Prozess Moorhuhn-Manager vor Gericht

Sechs Ex-Manager des Computerspiele-Herstellers Phenomedia müssen sich seit Dienstag vor dem Landgericht Bochum verantworten. Die Liste der Vergehen, die ihnen die Staatsanwaltschaft vorwirft ist lang: Dazu gehören Betrug, Untreue, Urkundenfälschung, Insiderhandel sowie Steuerhinterziehung - und Erpressung.

Bochum - Auf der Anklagebank sitzen unter anderem der frühere Vorstandschef Markus Scheer, zwei Finanzvorstände und Manager von Tochterfirmen. Den ersten Schwindel mit falschen Angaben sollen die New-Economy-Manager bereits bei der Erstellung des Prospekts zum Börsengang 1999 begangen haben. Später folgten Scheinbuchungen in Höhe von insgesamt 15 Millionen Euro. Nach den Ermittlungen der Staatsanwaltschaft sollen sie dann vor Bekannt werden des Betruges Aktienpakete verkauft und damit Millionengewinne gemacht haben. Im Zusammenhang mit den Bilanzfälschungen hatten Vorstandschef Scheer und Finanzchef Björn Denhard das Unternehmen verlassen müssen.
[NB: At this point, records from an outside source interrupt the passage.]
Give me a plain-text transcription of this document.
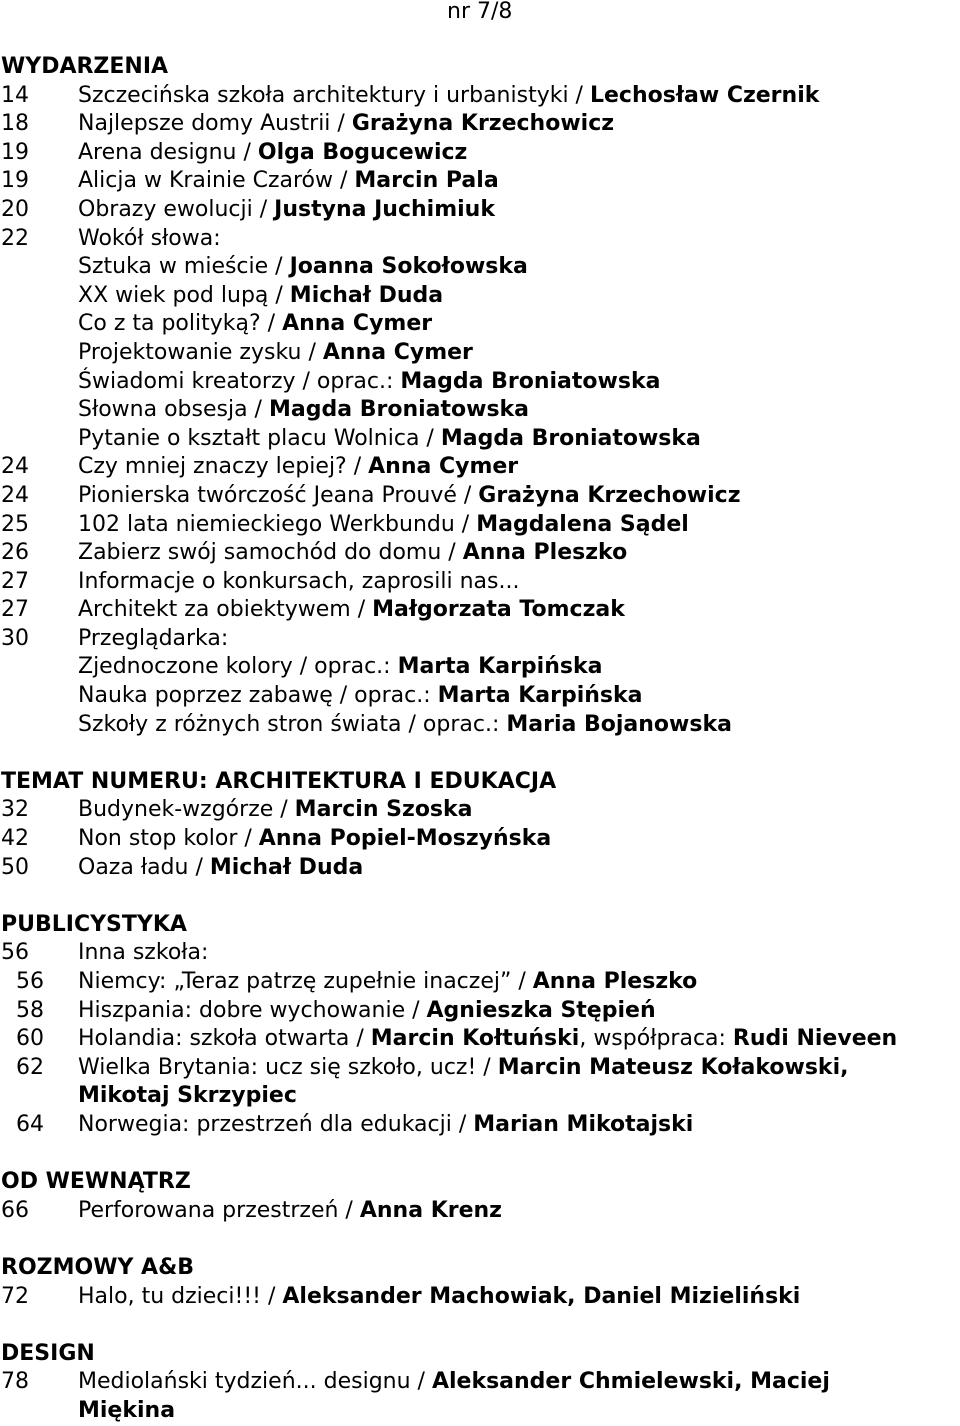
nr 7/8
WYDARZENIA
14	Szczecińska szkoła architektury i urbanistyki / Lechosław Czernik
18	Najlepsze domy Austrii / Grażyna Krzechowicz
19	Arena designu / Olga Bogucewicz
19	Alicja w Krainie Czarów / Marcin Pala
20	Obrazy ewolucji / Justyna Juchimiuk
22	Wokół słowa:
Sztuka w mieście / Joanna Sokołowska
XX wiek pod lupą / Michał Duda
Co z ta polityką? / Anna Cymer
Projektowanie zysku / Anna Cymer
Świadomi kreatorzy / oprac.: Magda Broniatowska
Słowna obsesja / Magda Broniatowska
Pytanie o kształt placu Wolnica / Magda Broniatowska
24	Czy mniej znaczy lepiej? / Anna Cymer
24	Pionierska twórczość Jeana Prouvé / Grażyna Krzechowicz
25	102 lata niemieckiego Werkbundu / Magdalena Sądel
26	Zabierz swój samochód do domu / Anna Pleszko
27	Informacje o konkursach, zaprosili nas...
27	Architekt za obiektywem / Małgorzata Tomczak
30	Przeglądarka:
Zjednoczone kolory / oprac.: Marta Karpińska
Nauka poprzez zabawę / oprac.: Marta Karpińska
Szkoły z różnych stron świata / oprac.: Maria Bojanowska
TEMAT NUMERU: ARCHITEKTURA I EDUKACJA
32	Budynek-wzgórze / Marcin Szoska
42	Non stop kolor / Anna Popiel-Moszyńska
50	Oaza ładu / Michał Duda
PUBLICYSTYKA
56	Inna szkoła:
56	Niemcy: „Teraz patrzę zupełnie inaczej” / Anna Pleszko
58	Hiszpania: dobre wychowanie / Agnieszka Stępień
60	Holandia: szkoła otwarta / Marcin Kołtuński, współpraca: Rudi Nieveen
62	Wielka Brytania: ucz się szkoło, ucz! / Marcin Mateusz Kołakowski,
Mikotaj Skrzypiec
64	Norwegia: przestrzeń dla edukacji / Marian Mikotajski
OD WEWNĄTRZ
66	Perforowana przestrzeń / Anna Krenz
ROZMOWY A&B
72	Halo, tu dzieci!!! / Aleksander Machowiak, Daniel Mizieliński
DESIGN
78	Mediolański tydzień... designu / Aleksander Chmielewski, Maciej
Miękina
Phenomedia   selbst hat das Abenteuer nur mit knapper Not überstanden. Inzwischen können sich die Mitarbeiter wieder auf das konzentrieren, was ihr eigentliches Geschäft ist: das Erfinden von Videospielen wie dem sensationell erfolgreichen "Moorhuhn". Mit der Insolvenz des einst am Neuen Markt notierten Unternehmens haben sie nichts mehr zu tun.

Dem Phenomedia-Insolvenzverwalter Wulf-Gerd Joneleit war im Sommer eine so genannte übertragende Sanierung gelungen. Mit der deutschen AK Tronic und zwei niederländischen Wagniskapitalgesellschaften hat er Investoren gefunden, die das Spielegeschäft der alten Phenomedia AG kauften. Seit 1. Juli 2004 sind "Moorhuhn" und Schaf "Sven" somit bei der Phenomedia Publishing GmbH angesiedelt. Trotz der großen Unsicherheit schafften es die Mitarbeiter, ihre Kreativität zu erhalten. In den vergangenen Monaten entwickelten sie unter anderem neue Spiele zu zwei Kinohits: Ottos "Sieben Zwerge - Männer allein im Wald" und Bully Herbigs "(T)Raumschiff Surprise".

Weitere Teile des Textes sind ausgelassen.